En sus de ces limites structurelles, la structure de QSR améliore également la structure conventionnelle d’actions échangeables de plusieurs façons. Par exemple, elle confère par contrat aux porteurs de parts échangeables un certain nombre de droits additionnels dont ils auraient bénéficiés en tant qu’actionnaires de QSRet qu’on ne retrouve pas dans une structure conventionnelle. Ces droits s’ajoutent aux droits des actionnaires en matière de vote, comme le droit de convoquer une assemblée des actionnaires, de faire une proposition d’actionnaire et de demander la liste des actionnaires.

Nouvelle dispense réglementaire

En vertu de l’article 13.3 du Règlement 51-102, les émetteurs de titres échangeables bénéficient généralement de dispenses de la plupart de leurs obligations d’information continue et de déclaration en vertu de la législation canadienne en valeurs mobilières au motif que les rapports et déclarations produits par leurs sociétés mères fournissent suffisamment d’information. Toutefois, ces dispenses reposent sur une structure conventionnelle de titres échangeables dans laquelle le titre échangeable assure à son porteur « des droits économiques et des droits de vote qui sont, dans toute la mesure du possible, sauf sur le plan fiscal, équivalents à ceux qui sont assurés par les titres sous-jacents ». En raison des différences susmentionnées, la Société en commandite n’est pas admissible à ces dispenses. Afin d’obtenir une dispense équivalente, il était nécessaire de démontrer au personnel de la Commission [des valeurs mobilières de l’Ontario qu’en raison des limites structurelles susmentionnées les bilans consolidés de la Société en commandite et de QSR demeureront identiques à tous égards importants et que QSR n’aura pas activité autrement qu’au moyen de la détention de sa participation dans la Société en commandite.

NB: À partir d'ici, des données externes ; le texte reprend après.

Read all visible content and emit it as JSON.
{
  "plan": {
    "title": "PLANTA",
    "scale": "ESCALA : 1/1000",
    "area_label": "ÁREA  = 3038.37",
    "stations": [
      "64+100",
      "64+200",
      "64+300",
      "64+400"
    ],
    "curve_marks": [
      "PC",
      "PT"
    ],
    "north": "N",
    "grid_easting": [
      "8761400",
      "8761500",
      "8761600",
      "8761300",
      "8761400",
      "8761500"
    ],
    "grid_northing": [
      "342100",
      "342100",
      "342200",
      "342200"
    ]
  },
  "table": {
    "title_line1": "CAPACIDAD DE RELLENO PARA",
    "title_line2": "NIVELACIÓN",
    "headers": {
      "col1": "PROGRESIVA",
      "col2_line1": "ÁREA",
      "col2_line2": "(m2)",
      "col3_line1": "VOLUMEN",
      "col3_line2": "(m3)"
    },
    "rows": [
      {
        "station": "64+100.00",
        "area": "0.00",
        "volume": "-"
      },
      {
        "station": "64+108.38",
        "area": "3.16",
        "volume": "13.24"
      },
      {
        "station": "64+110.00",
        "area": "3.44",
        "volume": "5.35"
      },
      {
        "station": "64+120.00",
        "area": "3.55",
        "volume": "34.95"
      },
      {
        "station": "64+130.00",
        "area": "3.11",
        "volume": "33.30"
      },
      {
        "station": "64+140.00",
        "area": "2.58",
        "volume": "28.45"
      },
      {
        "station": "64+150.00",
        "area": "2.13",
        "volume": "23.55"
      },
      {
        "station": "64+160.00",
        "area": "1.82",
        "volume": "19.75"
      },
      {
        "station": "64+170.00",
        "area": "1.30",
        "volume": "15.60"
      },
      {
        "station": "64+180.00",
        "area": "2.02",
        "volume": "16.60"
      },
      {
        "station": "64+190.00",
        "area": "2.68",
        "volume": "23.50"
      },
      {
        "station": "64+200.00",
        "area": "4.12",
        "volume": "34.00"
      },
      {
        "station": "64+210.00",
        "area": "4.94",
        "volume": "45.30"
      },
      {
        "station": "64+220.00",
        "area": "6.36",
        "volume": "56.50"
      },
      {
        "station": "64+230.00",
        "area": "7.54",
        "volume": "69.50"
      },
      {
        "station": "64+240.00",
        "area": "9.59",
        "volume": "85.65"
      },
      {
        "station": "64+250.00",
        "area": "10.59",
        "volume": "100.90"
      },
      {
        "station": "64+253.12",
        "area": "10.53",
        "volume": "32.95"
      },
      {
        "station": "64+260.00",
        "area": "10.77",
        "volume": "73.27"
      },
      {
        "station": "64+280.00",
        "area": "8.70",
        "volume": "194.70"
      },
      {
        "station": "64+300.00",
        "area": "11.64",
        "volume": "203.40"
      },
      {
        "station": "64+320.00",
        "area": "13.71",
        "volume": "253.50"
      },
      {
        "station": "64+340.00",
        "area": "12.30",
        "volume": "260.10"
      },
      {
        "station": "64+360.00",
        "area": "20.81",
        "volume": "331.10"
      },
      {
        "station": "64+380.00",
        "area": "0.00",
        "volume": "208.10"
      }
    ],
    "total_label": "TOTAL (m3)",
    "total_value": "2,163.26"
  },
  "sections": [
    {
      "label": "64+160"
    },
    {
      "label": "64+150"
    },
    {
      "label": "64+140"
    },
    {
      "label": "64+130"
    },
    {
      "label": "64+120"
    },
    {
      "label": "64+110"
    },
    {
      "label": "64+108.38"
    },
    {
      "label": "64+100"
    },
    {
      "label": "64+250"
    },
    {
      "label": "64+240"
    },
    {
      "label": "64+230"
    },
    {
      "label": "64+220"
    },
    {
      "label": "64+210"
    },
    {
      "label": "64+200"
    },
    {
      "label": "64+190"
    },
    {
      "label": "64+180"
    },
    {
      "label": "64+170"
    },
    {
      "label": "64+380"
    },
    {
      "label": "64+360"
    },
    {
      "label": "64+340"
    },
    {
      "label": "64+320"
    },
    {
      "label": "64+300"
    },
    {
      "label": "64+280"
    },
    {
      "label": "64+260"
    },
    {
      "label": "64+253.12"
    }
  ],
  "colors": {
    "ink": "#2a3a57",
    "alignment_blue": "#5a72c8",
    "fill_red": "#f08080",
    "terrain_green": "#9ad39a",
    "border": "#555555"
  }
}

Dans le cadre du processus de demande, les organismes de réglementation ont soulevé de nombreuses questions nouvelles comme la question de savoir si les actions ordinaires de QSR et les parts échangeables devraient être assorties d’une clause d’égalité de traitement, la question de savoir si l’émission d’actions privilégiées comportant droit de vote par QSR ferait en sorte que les actions ordinaires de QSR soient qualifiées de « titres subalternes » et la question de savoir si une clause égalité de traitement devrait se rattacher aux actions ordinaires de QSR et aux parts échangeables de la Société en commandite en cas d’acquisition des actions privilégiées comportant droit de vote. Bien que toutes ces questions aient été réglées en définitive, comme le reflète la décision rendue le 31 octobre 2014 (dont on peut consulter une copie dans le Bulletin de la CVMO (volume 37, numéro 46), le prochain émetteur qui se présente sur le marché avec des actions échangeables, conventionnelles ou non, ou des actions privilégiées comportant droit de vote peut s’attendre à faire face aux mêmes questions.